As long as we were a small economy and without extensive and deep links to the global economy and the movement of money, the rest of the world didn’t bother about our wheeling dealing, when it came to the black economy, corruption and tax evasion as we were mainly hurting ourselves.

But ever since we started taking part in the global economy we have become risky for others and, especially, with the level of scrutiny on money laundering and the financing of terrorism that was introduced after the Twin Towers September 11 attacks and becoming members of the EU, the regulatory framework under which we have to operate changed and will continue to change.

The whole of society must practise a public morality that makes us law abiding and behave ethically, not only in name- Evarist Bartolo

As a people we need to undergo a cultural change to rise to European and global standards.

It will be a relief when in the foreseeable future we are taken off the grey list and no longer considered to be risky for investment and financial services. But that does not mean that once we come off the grey list we should relax and let go.  If we do that, we will be doing much greater damage to our country.

It is in our national interest not to let our country be abused by those, locally and overseas, who want to launder their dirty money through Malta. Small countries like ours are often branded as the worst sinners and abetting international organised economic crime.

It was so refreshing last December at the Summit for Democracy to hear US Treasury Secretary Janet Yellen, honestly admitting: “…  right now, the best place to hide and launder ill-gotten gains is actually the US. And that’s because of the way we allow people to establish shell companies.”

She also said: “In the popular imagination, the money laundering capitals of the world are small countries with histories of loose and secretive financial laws.”

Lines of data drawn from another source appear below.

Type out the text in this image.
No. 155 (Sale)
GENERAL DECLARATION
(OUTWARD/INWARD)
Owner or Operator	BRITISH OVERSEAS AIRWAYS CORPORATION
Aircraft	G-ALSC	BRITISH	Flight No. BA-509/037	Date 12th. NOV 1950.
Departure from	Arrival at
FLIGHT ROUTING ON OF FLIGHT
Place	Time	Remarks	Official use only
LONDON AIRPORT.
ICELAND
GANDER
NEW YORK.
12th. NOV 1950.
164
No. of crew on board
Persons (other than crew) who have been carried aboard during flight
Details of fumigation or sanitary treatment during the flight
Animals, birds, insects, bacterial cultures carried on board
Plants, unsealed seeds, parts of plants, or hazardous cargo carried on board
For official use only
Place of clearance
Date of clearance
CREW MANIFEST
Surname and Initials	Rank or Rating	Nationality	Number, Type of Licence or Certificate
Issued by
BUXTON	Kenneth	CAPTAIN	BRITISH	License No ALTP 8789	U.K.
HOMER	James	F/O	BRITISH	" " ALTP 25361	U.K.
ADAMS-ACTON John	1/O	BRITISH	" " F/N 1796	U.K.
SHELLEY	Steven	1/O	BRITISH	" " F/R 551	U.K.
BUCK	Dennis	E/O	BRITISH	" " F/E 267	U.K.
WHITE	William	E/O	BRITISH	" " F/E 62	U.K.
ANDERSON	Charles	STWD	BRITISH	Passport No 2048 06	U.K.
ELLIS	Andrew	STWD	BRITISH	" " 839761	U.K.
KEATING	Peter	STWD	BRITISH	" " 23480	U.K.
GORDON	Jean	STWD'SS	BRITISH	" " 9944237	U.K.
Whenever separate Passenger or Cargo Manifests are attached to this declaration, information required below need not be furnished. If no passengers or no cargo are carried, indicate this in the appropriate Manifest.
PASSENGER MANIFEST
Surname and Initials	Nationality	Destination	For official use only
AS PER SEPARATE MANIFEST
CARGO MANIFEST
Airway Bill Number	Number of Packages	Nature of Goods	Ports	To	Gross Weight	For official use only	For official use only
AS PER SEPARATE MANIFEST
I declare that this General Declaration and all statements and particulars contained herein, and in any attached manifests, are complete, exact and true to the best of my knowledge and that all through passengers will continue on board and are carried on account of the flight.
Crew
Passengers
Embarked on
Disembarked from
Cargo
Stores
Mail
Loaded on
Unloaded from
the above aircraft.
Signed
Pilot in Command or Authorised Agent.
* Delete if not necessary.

“The US financial system is the backbone of the world economy. Enormous amounts of illicit funds can pass through – or land – in our markets…There are far too many financial shadows in America that give corruption cover. We need to throw a spotlight on them and that is what we are doing through many of the measures that are part of the government’s holistic strategy to combat corruption ...”

Yellen spoke of the need for the US to lead by example: “If we want free institutions to thrive the world over, then,  first, we must model what they look like at home.”

We look forward to all the major countries setting a good example to small countries like ours. So far, the most vociferous ones about the need to combat international economic crime have been putting into practice the maxim: “Do as I say not as I do.”